But this is great. It makes a great community focus for an adoptive family for all the same reasons it made a good choice for military training facility (access to trains, nearby colleges, small community feeling, etc. etc.).
Nifty post.
posted by Smedleyman at 1:31 PM on September 16, 2008

When I was in the USAF, there was an oft-quoted saw: "Shoot me, don't Chanute me!"

So wonderful to see that a great benefit has come from what once was an almost universally reviled duty assignment, though, to be fair, each and every base had its own jokey, detracting rhymes and puns, which only sometimes had roots in reality.
posted by SaintCynr at 2:28 PM on September 16, 2008

Nice to hear* this project getting deserved attention again.

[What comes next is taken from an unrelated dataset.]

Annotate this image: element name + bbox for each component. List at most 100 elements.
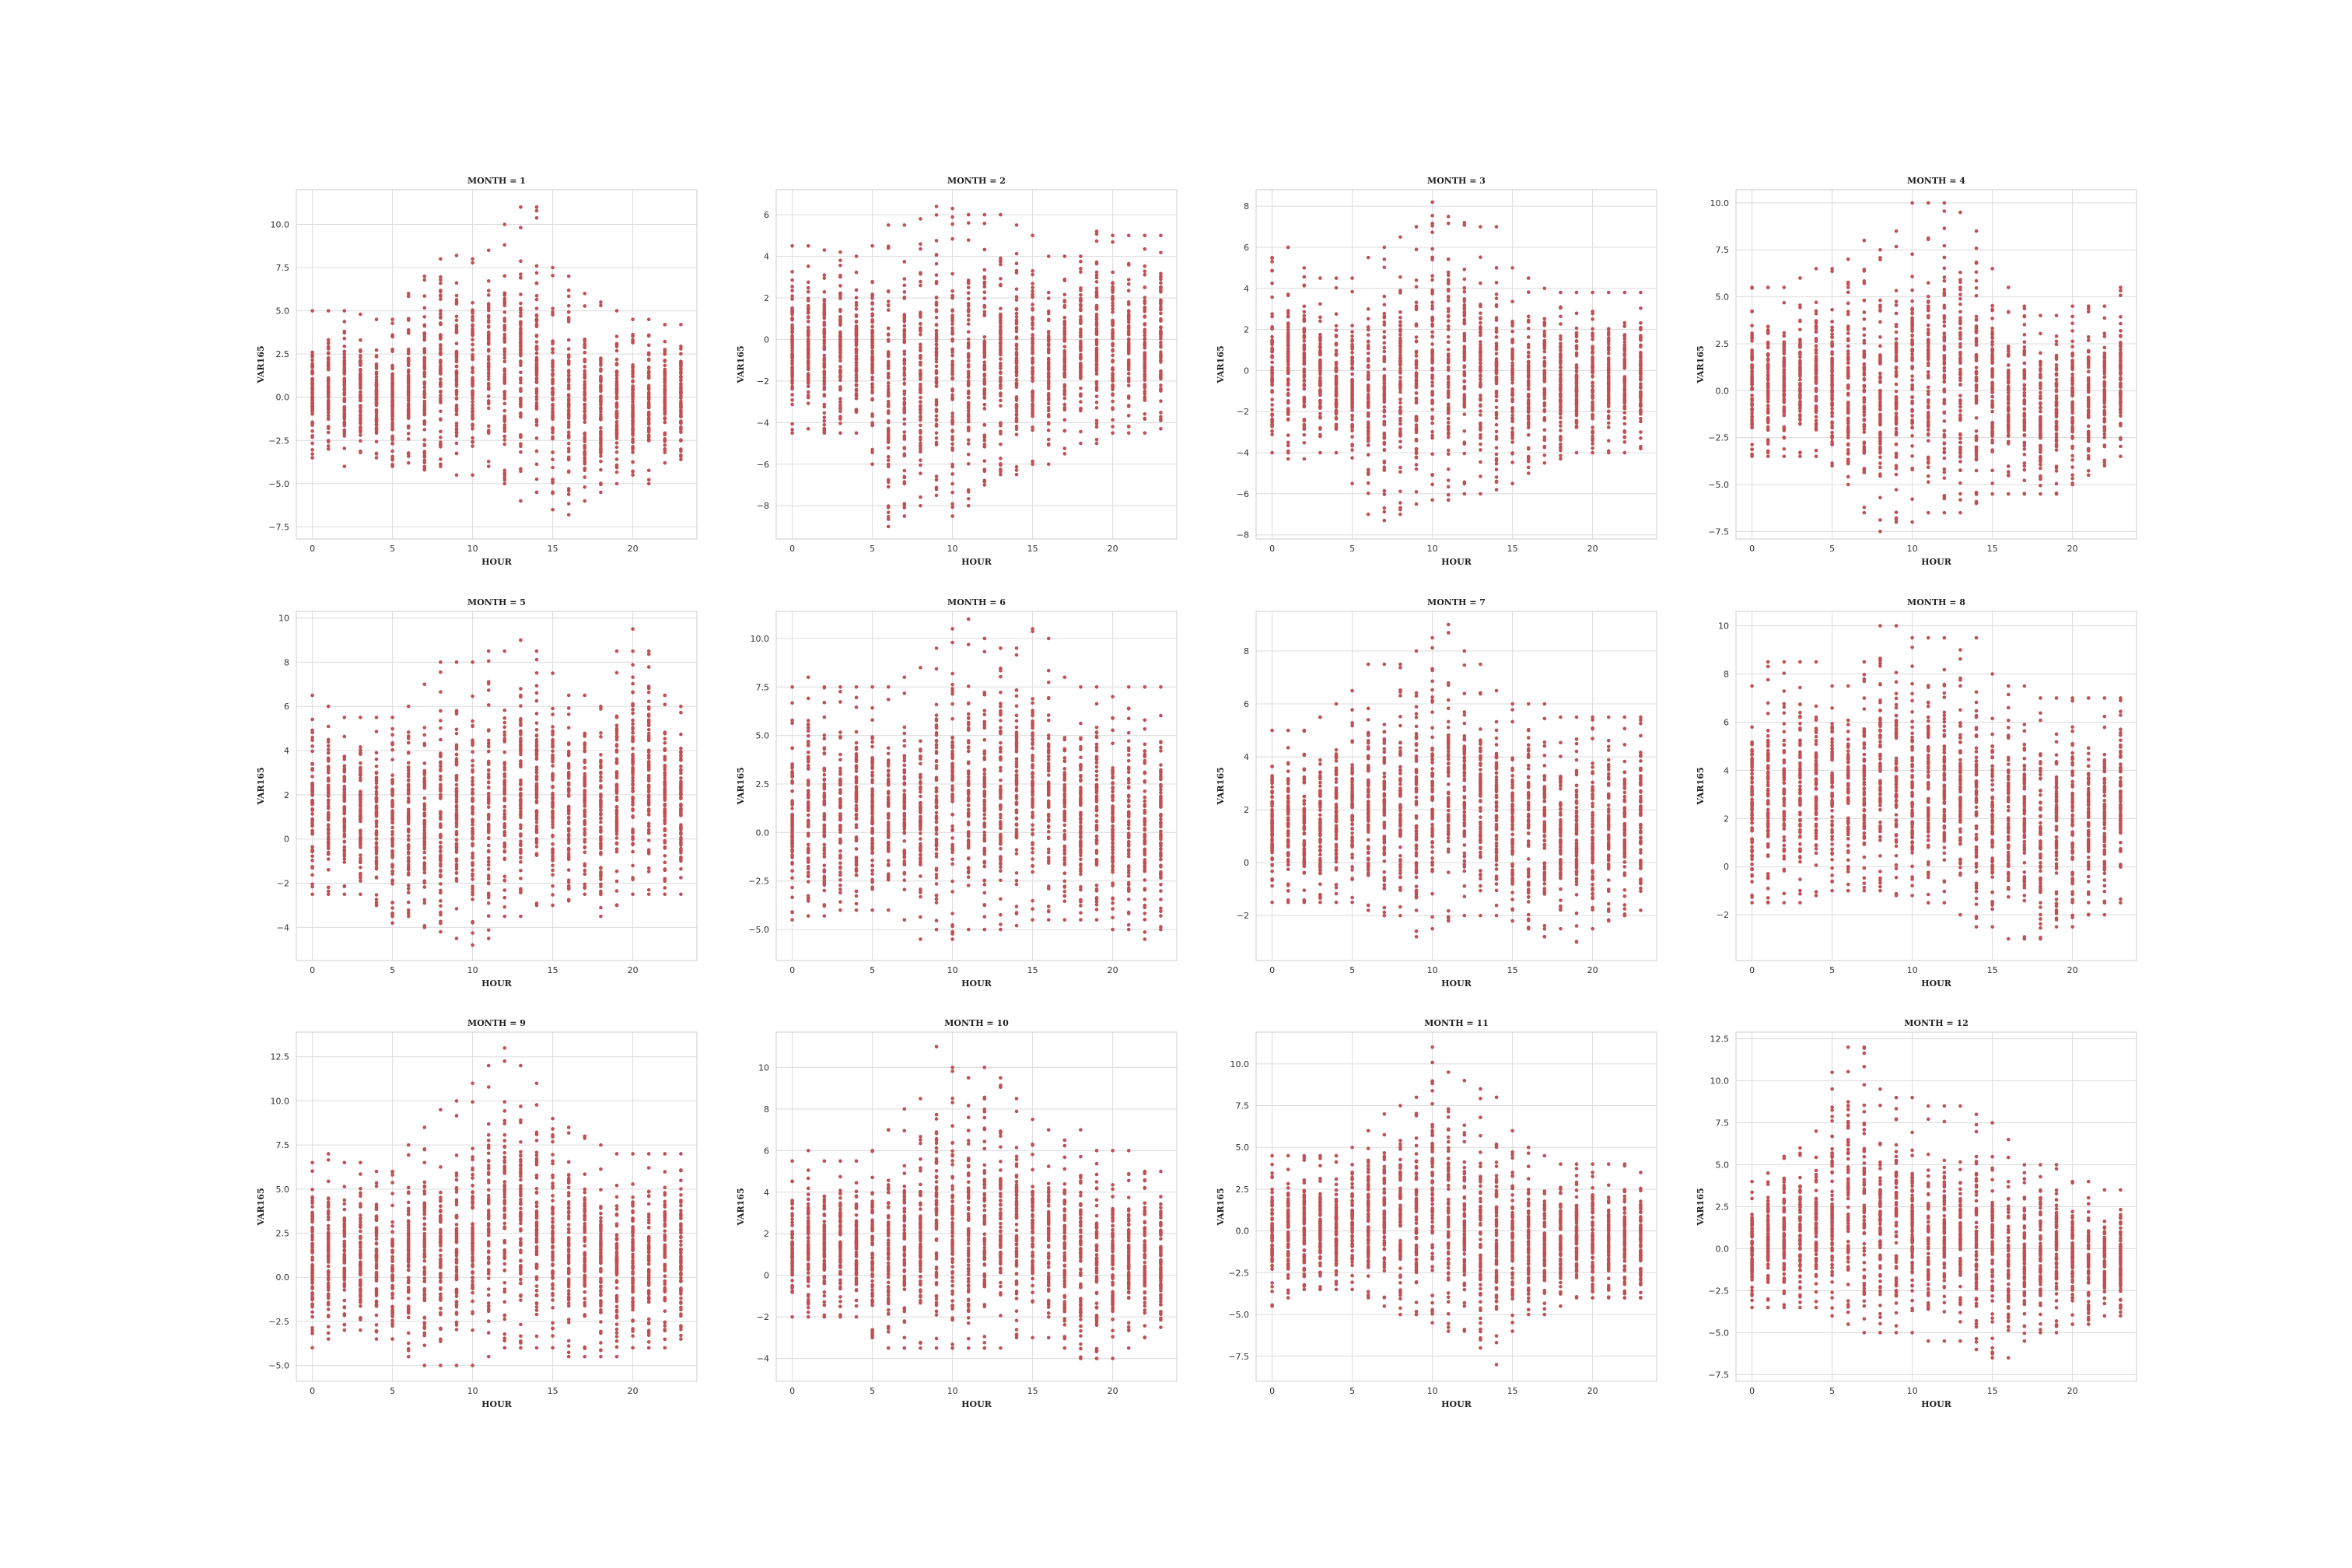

I've never been able to forget the article Mother Jones did years ago. Our PBS station did a story a Christmas or two back about a similar community located around San Diego, for foster teens and live-in communal grandparents. Wish I could remember which program it was one, because the website linked to a nationwide list of similar programs. It's gratifying that group homes are getting more family-like and less institutional. Groups homes can be pretty dehumanizing places for foster kids. Having a chance to experience family life, safe relationships with trusted adults, etc. is a Good Thing

*Though not "see", since nytimes.com has some sort of grudge against me . Even the blog link generator can't get me a peek. My apologies if this is just a rehash of what they said.
posted by nakedcodemonkey at 3:34 PM on September 16, 2008

ncm - a search for Rantoul at news.google.com should do the trick. Unless the Times really has something against you, in which case I can email you the text of the piece.

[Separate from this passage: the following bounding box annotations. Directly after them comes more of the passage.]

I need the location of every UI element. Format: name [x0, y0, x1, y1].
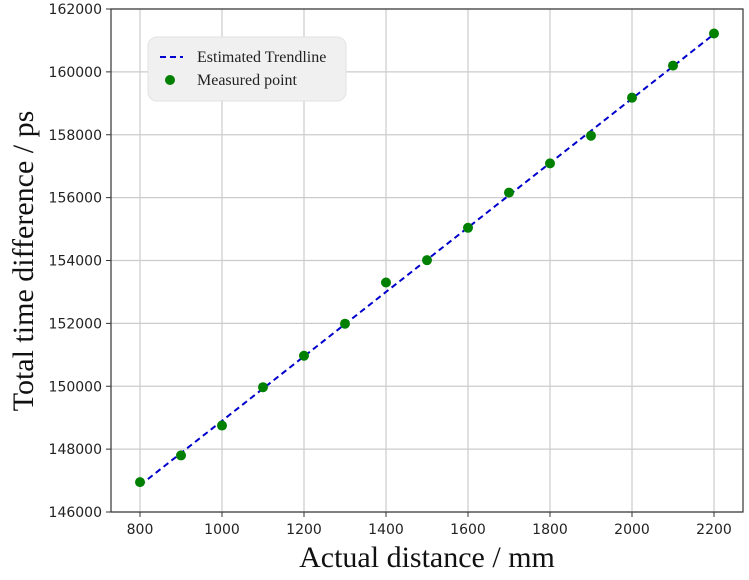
- y-tick-label: 158000: [49, 128, 102, 144]
- x-tick-label: 1000: [204, 522, 240, 538]
- measured-point: [627, 92, 637, 103]
- measured-point: [135, 477, 145, 488]
- measured-point: [340, 318, 350, 329]
- axis-ticks: 800 1000 1200 1400 1600 1800 2000 2200 146000 148…: [49, 2, 732, 538]
- measured-point: [586, 130, 596, 141]
- measured-point: [709, 28, 719, 39]
- x-tick-label: 1200: [286, 522, 322, 538]
- data-series: [135, 28, 719, 488]
- x-tick-label: 1600: [450, 522, 486, 538]
- measured-point: [176, 450, 186, 461]
- x-tick-label: 800: [127, 522, 154, 538]
- x-tick-label: 1400: [368, 522, 404, 538]
- x-tick-label: 2000: [614, 522, 650, 538]
- measured-point: [299, 350, 309, 361]
- legend-label-measured: Measured point: [197, 72, 298, 89]
- measured-point: [668, 60, 678, 71]
- measured-point: [545, 158, 555, 169]
- y-tick-label: 152000: [49, 316, 102, 332]
- y-tick-label: 162000: [49, 2, 102, 18]
- y-tick-label: 156000: [49, 191, 102, 207]
- legend-box: [147, 36, 347, 102]
- y-tick-label: 146000: [49, 505, 102, 521]
- y-axis-title: Total time difference / ps: [7, 111, 40, 412]
- x-tick-label: 1800: [532, 522, 568, 538]
- y-tick-label: 160000: [49, 65, 102, 81]
- measured-point: [422, 255, 432, 266]
- y-tick-label: 148000: [49, 442, 102, 458]
- legend: Estimated Trendline Measured point: [147, 36, 347, 102]
- legend-label-trendline: Estimated Trendline: [197, 49, 326, 66]
- measured-point: [463, 222, 473, 233]
- x-axis-title: Actual distance / mm: [299, 541, 555, 574]
- measured-point: [504, 187, 514, 198]
- y-tick-label: 154000: [49, 254, 102, 270]
- x-tick-label: 2200: [696, 522, 732, 538]
- measured-point: [217, 420, 227, 431]
- measured-point: [258, 382, 268, 393]
- y-tick-label: 150000: [49, 379, 102, 395]
- legend-circle-marker-icon: [165, 75, 175, 85]
- measured-point: [381, 277, 391, 288]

I'll have to poke around for the one "around San Diego" seeing as that's where I is.
posted by yiftach at 8:14 PM on September 16, 2008

Thanks! With a thorough cookie purge, the Google News link worked. Good stuff.

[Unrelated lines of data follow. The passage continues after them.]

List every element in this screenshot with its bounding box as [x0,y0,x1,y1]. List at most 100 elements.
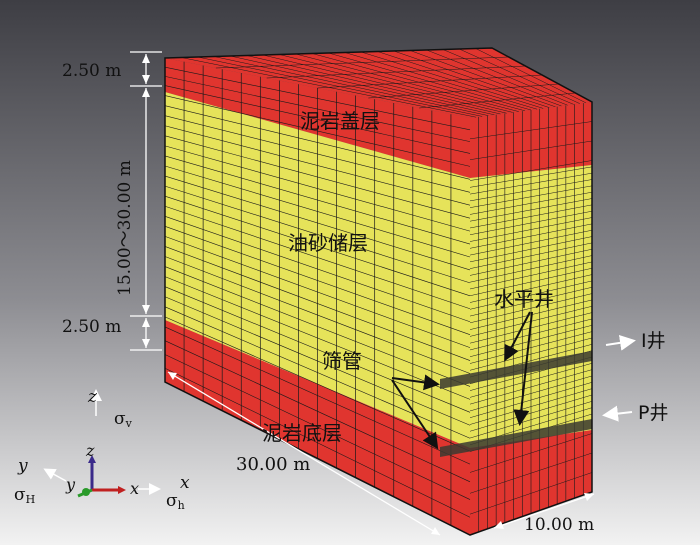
model-block [164,47,593,536]
axis-triad: z σv z y y x x σH σh [14,387,190,512]
dimension-arrowheads [142,54,594,535]
mesh-line [469,318,593,351]
mesh-line [164,85,471,154]
mesh-line [469,363,593,398]
mesh-line [215,56,509,69]
mesh-line [164,205,471,310]
pointer-arrows [391,311,533,450]
dimension-lines [130,51,595,536]
mesh-line [164,354,471,500]
mesh-grid [164,48,593,532]
mesh-line [469,325,593,357]
mesh-line [164,105,471,180]
mesh-line [164,236,471,348]
mesh-line [164,326,471,465]
mesh-line [469,337,593,371]
mesh-line [469,375,593,412]
axis-z-label: z [85,441,95,460]
mesh-line [469,452,593,494]
mesh-line [419,92,576,109]
mesh-line [164,266,471,387]
mesh-line [164,155,471,245]
mesh-line [469,261,593,290]
mesh-line [469,388,593,425]
mesh-line [469,223,593,249]
mesh-line [469,198,593,222]
dim-width [493,493,595,529]
axis-x-label: x [130,479,139,498]
mesh-line [469,274,593,303]
mesh-line [469,369,593,405]
label-horizontal-well: 水平井 [494,287,554,311]
mesh-line [164,66,471,131]
mesh-line [164,175,471,271]
mesh-line [164,256,471,374]
mesh-line [469,166,593,188]
label-production-well: P井 [638,402,668,424]
mesh-line [469,267,593,296]
sigma-v-label: σv [114,409,133,430]
mesh-line [469,433,593,473]
mesh-line [469,280,593,310]
label-reservoir: 油砂储层 [288,231,368,255]
mesh-line [164,185,471,284]
mesh-line [469,185,593,208]
mesh-line [164,296,471,426]
mesh-line [164,306,471,439]
mesh-line [317,74,543,89]
mesh-line [469,242,593,269]
mesh-line [164,316,471,452]
mesh-line [469,210,593,236]
mesh-line [164,340,471,483]
mesh-line [469,217,593,242]
mesh-line [368,83,559,99]
mesh-line [469,331,593,364]
well-arrows [602,334,636,422]
mesh-line [469,293,593,324]
mesh-line [164,125,471,206]
mesh-line [164,246,471,361]
label-base-rock: 泥岩底层 [262,421,342,445]
mesh-line [164,135,471,219]
axis-z-top-label: z [87,387,98,407]
well-bands [440,351,592,457]
label-reservoir-thickness: 15.00～30.00 m [115,160,135,296]
label-cap-rock: 泥岩盖层 [300,109,380,133]
label-top-cap-thickness: 2.50 m [62,61,121,81]
mesh-line [469,401,593,439]
axis-y-label: y [65,475,76,494]
mesh-line [469,179,593,202]
mesh-line [469,287,593,317]
mesh-line [164,226,471,335]
mesh-line [164,115,471,193]
mesh-line [164,95,471,167]
mesh-line [164,286,471,413]
mesh-line [164,367,471,518]
mesh-line [469,140,593,160]
mesh-line [469,204,593,229]
mesh-line [469,394,593,432]
mesh-line [164,276,471,400]
mesh-line [469,160,593,181]
axis-y-left-label: y [17,456,28,476]
mesh-line [469,236,593,263]
mesh-line [469,472,593,515]
mesh-line [164,76,471,142]
dim-length [167,371,441,536]
label-injection-well: I井 [641,330,666,352]
label-screen-pipe: 筛管 [322,349,362,373]
mesh-line [164,216,471,323]
axis-x-right-label: x [180,473,190,493]
mesh-line [469,191,593,215]
well-band [440,419,592,457]
block-outline [164,47,593,536]
mesh-line [164,145,471,232]
mesh-line [469,255,593,283]
label-model-length: 30.00 m [236,454,310,475]
mesh-line [164,165,471,258]
well-band [440,351,592,389]
label-bottom-cap-thickness: 2.50 m [62,317,121,337]
label-model-width: 10.00 m [524,515,594,535]
mesh-line [469,382,593,418]
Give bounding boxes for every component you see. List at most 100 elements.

If I recall correctly, the SD one is at the site of a former school, possibly a boarding school. Seems like the tv program focused on several teens in the community's transitional program where they get a year or two of living on-campus in apartment-ish housing where they get to practice their independent living skills before having to be cut loose to do it truly on their own.

Or maybe that's just the portion that stuck with me most. It's heartbreaking how often foster kids get thrust out into the world on their 18th birthday with barely a fucking clue how to function on their own. Most of the rest of us are clueless at that age too, but we've at least seen our families do grocery shopping, negotiate through stressful moments in their relationships, balance a checkbook, etc. There's a lot of basic skills that we've gotten to absorb and take for granted along the way.